Pursuing the story from Monticello to London to Zurich to Munich and beyond, Benjamin Wallace also offers a mesmerizing history of wine, complete with vivid accounts of subterranean European laboratories where old vintages are dated and of Jefferson’s colorful, wine-soaked days in France, where he literally drank up the culture.

Suspenseful, witty, and thrillingly strange, The Billionaire’s Vinegar is the vintage tale of what could be the most elaborate con since the Hitler diaries. It is also the debut of an exceptionally powerful new voice in narrative non-fiction.
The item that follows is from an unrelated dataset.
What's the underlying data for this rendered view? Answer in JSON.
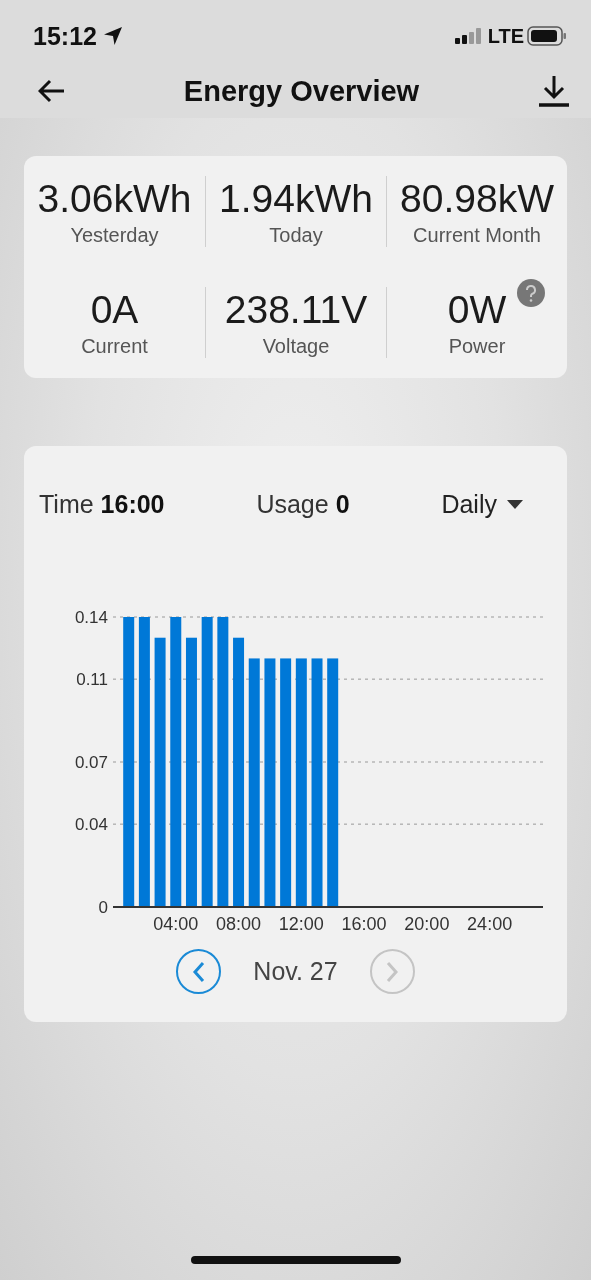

Customer reviews for 'The Billionaire's Vinegar: The Mystery of the World's Most Expensive Bottle of Wine'

Wine Sleuthing

Very well researched, well structured and reads like a detective story. Interest for Brits, Europeans and Americans as the story and the characters shuttle back and forth. Many gurus of the wine world play a part and the reader lives the narrative, its twists, turns and surprises, plus some wry humour. After much detailed case work, the story ends rather abruptly and readers will be curious to know what happened to the key players next. A post script to the second edition, perhaps?
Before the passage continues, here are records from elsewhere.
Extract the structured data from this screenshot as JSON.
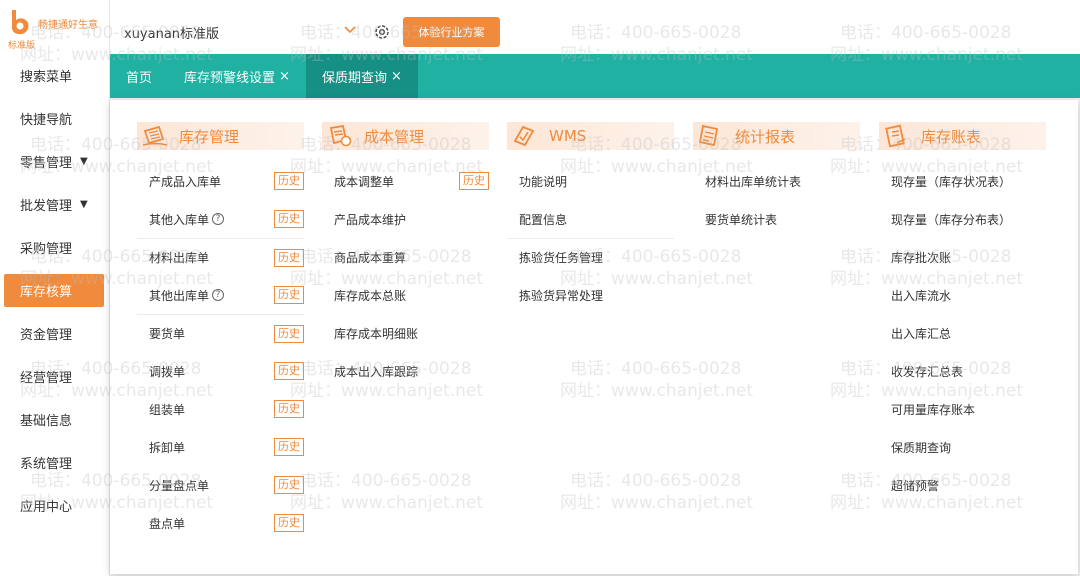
{
  "logo": {
    "text": "畅捷通好生意",
    "sub": "标准版"
  },
  "sidebar": {
    "items": [
      {
        "label": "搜索菜单",
        "caret": false
      },
      {
        "label": "快捷导航",
        "caret": false
      },
      {
        "label": "零售管理",
        "caret": true
      },
      {
        "label": "批发管理",
        "caret": true
      },
      {
        "label": "采购管理",
        "caret": false
      },
      {
        "label": "库存核算",
        "caret": false,
        "active": true
      },
      {
        "label": "资金管理",
        "caret": false
      },
      {
        "label": "经营管理",
        "caret": false
      },
      {
        "label": "基础信息",
        "caret": false
      },
      {
        "label": "系统管理",
        "caret": false
      },
      {
        "label": "应用中心",
        "caret": false
      }
    ]
  },
  "topbar": {
    "account": "xuyanan标准版",
    "trial_button": "体验行业方案"
  },
  "tabs": [
    {
      "label": "首页",
      "closable": false
    },
    {
      "label": "库存预警线设置",
      "closable": true
    },
    {
      "label": "保质期查询",
      "closable": true,
      "active": true
    }
  ],
  "close_glyph": "×",
  "history_label": "历史",
  "help_glyph": "?",
  "columns": [
    {
      "title": "库存管理",
      "icon": "inventory-icon",
      "items": [
        {
          "label": "产成品入库单",
          "history": true
        },
        {
          "label": "其他入库单",
          "history": true,
          "help": true
        },
        {
          "label": "材料出库单",
          "history": true,
          "sep": true
        },
        {
          "label": "其他出库单",
          "history": true,
          "help": true
        },
        {
          "label": "要货单",
          "history": true,
          "sep": true
        },
        {
          "label": "调拨单",
          "history": true
        },
        {
          "label": "组装单",
          "history": true
        },
        {
          "label": "拆卸单",
          "history": true
        },
        {
          "label": "分量盘点单",
          "history": true
        },
        {
          "label": "盘点单",
          "history": true
        }
      ]
    },
    {
      "title": "成本管理",
      "icon": "cost-icon",
      "items": [
        {
          "label": "成本调整单",
          "history": true
        },
        {
          "label": "产品成本维护"
        },
        {
          "label": "商品成本重算"
        },
        {
          "label": "库存成本总账"
        },
        {
          "label": "库存成本明细账"
        },
        {
          "label": "成本出入库跟踪"
        }
      ]
    },
    {
      "title": "WMS",
      "icon": "wms-icon",
      "items": [
        {
          "label": "功能说明"
        },
        {
          "label": "配置信息"
        },
        {
          "label": "拣验货任务管理",
          "sep": true
        },
        {
          "label": "拣验货异常处理"
        }
      ]
    },
    {
      "title": "统计报表",
      "icon": "report-icon",
      "items": [
        {
          "label": "材料出库单统计表"
        },
        {
          "label": "要货单统计表"
        }
      ]
    },
    {
      "title": "库存账表",
      "icon": "ledger-icon",
      "items": [
        {
          "label": "现存量（库存状况表）"
        },
        {
          "label": "现存量（库存分布表）"
        },
        {
          "label": "库存批次账"
        },
        {
          "label": "出入库流水"
        },
        {
          "label": "出入库汇总"
        },
        {
          "label": "收发存汇总表"
        },
        {
          "label": "可用量库存账本"
        },
        {
          "label": "保质期查询"
        },
        {
          "label": "超储预警"
        }
      ]
    }
  ],
  "watermark": {
    "phone": "电话：400-665-0028",
    "site": "网址：www.chanjet.net"
  },
  "colors": {
    "accent": "#f08a3c",
    "teal": "#20b1a3",
    "teal_active": "#168f84"
  }
}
[Saturday, November 01, 2008]


Interesting peek inside the world of rare wines

This book provides a great look inside the very high end of wine collecting - the people, the history and of course the wines. The author offers up a fascinating portrait of the people whose trade or avocation is the finding, selling and drinking of 100+ year old fine wines; and in the process it tells a riveting tale of intrigue and fakery. The first 80% of this book is absolutely five-star material, but the last 20% kinda falls apart. Not the author's fault that there wasn't a satisfying denouement to the tale, but I can't help but think it might have been structured better to deliver a more satisfying ending.
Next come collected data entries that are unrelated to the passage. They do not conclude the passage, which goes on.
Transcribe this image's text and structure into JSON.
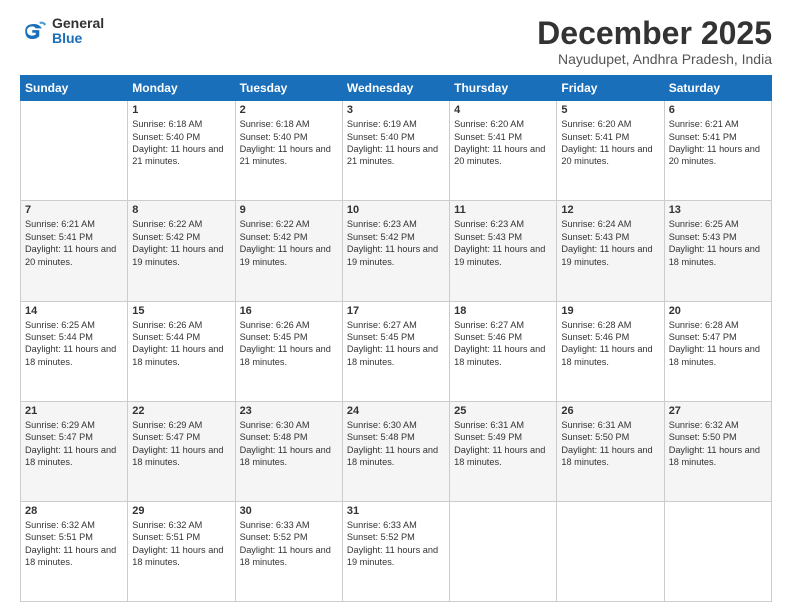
{
  "logo": {
    "general": "General",
    "blue": "Blue"
  },
  "header": {
    "month": "December 2025",
    "location": "Nayudupet, Andhra Pradesh, India"
  },
  "weekdays": [
    "Sunday",
    "Monday",
    "Tuesday",
    "Wednesday",
    "Thursday",
    "Friday",
    "Saturday"
  ],
  "weeks": [
    [
      {
        "day": null,
        "content": ""
      },
      {
        "day": "1",
        "sunrise": "6:18 AM",
        "sunset": "5:40 PM",
        "daylight": "11 hours and 21 minutes."
      },
      {
        "day": "2",
        "sunrise": "6:18 AM",
        "sunset": "5:40 PM",
        "daylight": "11 hours and 21 minutes."
      },
      {
        "day": "3",
        "sunrise": "6:19 AM",
        "sunset": "5:40 PM",
        "daylight": "11 hours and 21 minutes."
      },
      {
        "day": "4",
        "sunrise": "6:20 AM",
        "sunset": "5:41 PM",
        "daylight": "11 hours and 20 minutes."
      },
      {
        "day": "5",
        "sunrise": "6:20 AM",
        "sunset": "5:41 PM",
        "daylight": "11 hours and 20 minutes."
      },
      {
        "day": "6",
        "sunrise": "6:21 AM",
        "sunset": "5:41 PM",
        "daylight": "11 hours and 20 minutes."
      }
    ],
    [
      {
        "day": "7",
        "sunrise": "6:21 AM",
        "sunset": "5:41 PM",
        "daylight": "11 hours and 20 minutes."
      },
      {
        "day": "8",
        "sunrise": "6:22 AM",
        "sunset": "5:42 PM",
        "daylight": "11 hours and 19 minutes."
      },
      {
        "day": "9",
        "sunrise": "6:22 AM",
        "sunset": "5:42 PM",
        "daylight": "11 hours and 19 minutes."
      },
      {
        "day": "10",
        "sunrise": "6:23 AM",
        "sunset": "5:42 PM",
        "daylight": "11 hours and 19 minutes."
      },
      {
        "day": "11",
        "sunrise": "6:23 AM",
        "sunset": "5:43 PM",
        "daylight": "11 hours and 19 minutes."
      },
      {
        "day": "12",
        "sunrise": "6:24 AM",
        "sunset": "5:43 PM",
        "daylight": "11 hours and 19 minutes."
      },
      {
        "day": "13",
        "sunrise": "6:25 AM",
        "sunset": "5:43 PM",
        "daylight": "11 hours and 18 minutes."
      }
    ],
    [
      {
        "day": "14",
        "sunrise": "6:25 AM",
        "sunset": "5:44 PM",
        "daylight": "11 hours and 18 minutes."
      },
      {
        "day": "15",
        "sunrise": "6:26 AM",
        "sunset": "5:44 PM",
        "daylight": "11 hours and 18 minutes."
      },
      {
        "day": "16",
        "sunrise": "6:26 AM",
        "sunset": "5:45 PM",
        "daylight": "11 hours and 18 minutes."
      },
      {
        "day": "17",
        "sunrise": "6:27 AM",
        "sunset": "5:45 PM",
        "daylight": "11 hours and 18 minutes."
      },
      {
        "day": "18",
        "sunrise": "6:27 AM",
        "sunset": "5:46 PM",
        "daylight": "11 hours and 18 minutes."
      },
      {
        "day": "19",
        "sunrise": "6:28 AM",
        "sunset": "5:46 PM",
        "daylight": "11 hours and 18 minutes."
      },
      {
        "day": "20",
        "sunrise": "6:28 AM",
        "sunset": "5:47 PM",
        "daylight": "11 hours and 18 minutes."
      }
    ],
    [
      {
        "day": "21",
        "sunrise": "6:29 AM",
        "sunset": "5:47 PM",
        "daylight": "11 hours and 18 minutes."
      },
      {
        "day": "22",
        "sunrise": "6:29 AM",
        "sunset": "5:47 PM",
        "daylight": "11 hours and 18 minutes."
      },
      {
        "day": "23",
        "sunrise": "6:30 AM",
        "sunset": "5:48 PM",
        "daylight": "11 hours and 18 minutes."
      },
      {
        "day": "24",
        "sunrise": "6:30 AM",
        "sunset": "5:48 PM",
        "daylight": "11 hours and 18 minutes."
      },
      {
        "day": "25",
        "sunrise": "6:31 AM",
        "sunset": "5:49 PM",
        "daylight": "11 hours and 18 minutes."
      },
      {
        "day": "26",
        "sunrise": "6:31 AM",
        "sunset": "5:50 PM",
        "daylight": "11 hours and 18 minutes."
      },
      {
        "day": "27",
        "sunrise": "6:32 AM",
        "sunset": "5:50 PM",
        "daylight": "11 hours and 18 minutes."
      }
    ],
    [
      {
        "day": "28",
        "sunrise": "6:32 AM",
        "sunset": "5:51 PM",
        "daylight": "11 hours and 18 minutes."
      },
      {
        "day": "29",
        "sunrise": "6:32 AM",
        "sunset": "5:51 PM",
        "daylight": "11 hours and 18 minutes."
      },
      {
        "day": "30",
        "sunrise": "6:33 AM",
        "sunset": "5:52 PM",
        "daylight": "11 hours and 18 minutes."
      },
      {
        "day": "31",
        "sunrise": "6:33 AM",
        "sunset": "5:52 PM",
        "daylight": "11 hours and 19 minutes."
      },
      {
        "day": null,
        "content": ""
      },
      {
        "day": null,
        "content": ""
      },
      {
        "day": null,
        "content": ""
      }
    ]
  ]
}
[Tuesday, October 14, 2008]


Poor vintage

The true conclusion of this book has yet to be resolved. So like other reviewers I was disappointed at the end of the Billionaires Vinegar when nothing is concluded. The author leaves the reader hanging with an incomplete resolution and a vague summary of where justice does or does not prevail.
A great deal of this book is filled with irrelevant names of obscure wines and people. It was difficult to remember these names let alone figure out how they fit in to the overall scheme of things.
More pages should have been devoted to describing how the price and quality of wines are determined. The author gives the impression that only people with more money than taste purchase expensive wines.
Overall, The Billionaires Vinegar and the mystery of the worlds most expensive wine, is still a mystery.